Recently there has been an influx of data being generated in the world, referred to as “big data”, leading to the need for extensive analysis of that data. The following is meant to further describe the aspects of working with “big data”.

In order for data to be referred to as big data, it must be large enough that one cannot use normal statistical methods to analyze. There are two types of big data: structured data, which is easily categorized data like numbers and words and unstructured data, which includes more complex information like photos and reviews. The growth of the internet in recent years has led to a growth in unstructured data, which is more complicated to analyze.

Workers who analyze big data are normally referred to as data scientists, but could have many other names as well. These workers use common statistical methods as well as new ones to analyze big data. Many of the new methods involve computer programs that do much of the analyzing because the files are too big for humans. Prior to the analysis workers must figure out a way to collect the data, store the data, and eliminate unnecessary information from the data. After the data is analyzed, graphics can be made to represent the data in a more effective way.

Depending on the source of the big data, the job task may differ. However, sometimes data from one source can be used by another source or simultaneously with the data of that other source. Some sources of big data that are using analyses, or some form of one, are: businesses, e-commerce, finance, government, healthcare, science, social networking, telecommunication, politics, utilities, and smart meters. The wages for the analyses, which could be statisticians or computer programmers or some other occupation, differ from the median of a statistician being $75,560 and a computer programmer being $74,280. Both positions are projected to have a sufficient amount of job growth by 2020.

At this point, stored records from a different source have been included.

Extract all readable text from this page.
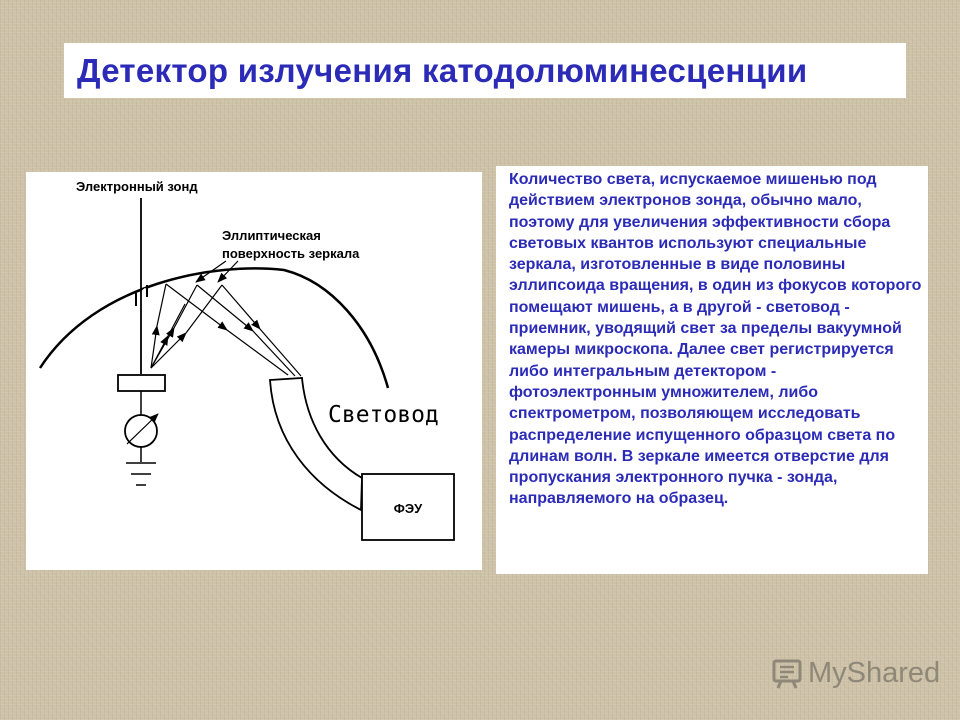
Детектор излучения катодолюминесценции
Электронный зонд
Эллиптическая
поверхность зеркала
Световод
ФЭУ

Количество света, испускаемое мишенью под действием электронов зонда, обычно мало, поэтому для увеличения эффективности сбора световых квантов используют специальные зеркала, изготовленные в виде половины эллипсоида вращения, в один из фокусов которого помещают мишень, а в другой - световод - приемник, уводящий свет за пределы вакуумной камеры микроскопа. Далее свет регистрируется либо интегральным детектором - фотоэлектронным умножителем, либо спектрометром, позволяющем исследовать распределение испущенного образцом света по длинам волн. В зеркале имеется отверстие для пропускания электронного пучка - зонда, направляемого на образец.

MyShared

There are many challenges to overcome when working with big data. The biggest is finding the money to work with big data. Another challenge is finding a way to store the data, being that it is in very large volumes. Because the volume of data is so big, there is chance of unnecessary data being included, thus leading to the challenge of figuring out the data that is unusable. Sometimes, especially with unstructured data, one can interpret the information wrong. Interpreting information incorrectly poses the problem of whether or not one is accurately measuring what it is meant to measure. When it comes to law, there are a few problems when dealing with big data. The first is who actually owns the data. The second is how to protect and control the data after it’s been collected. All these challenges are included in working with big data.

Finding someone that has the skills to perform the tasks associated with big data can be a challenge because there is a lack of workers. Big data work doesn’t just require knowledge in statistics or computer programming; it’s advised that you have a background in whatever source you’re working with as well. Degrees that are common amongst big data workers are mathematics, statistics, and computer programming. It is also very common for big data workers to receive higher than just a bachelor’s degree. As well as advanced degrees, big data workers should be familiar and educated in the industry they’re working with. Some skills that are looked for in big data workers are problem solving, communication, teamwork, and intellectual curiosity.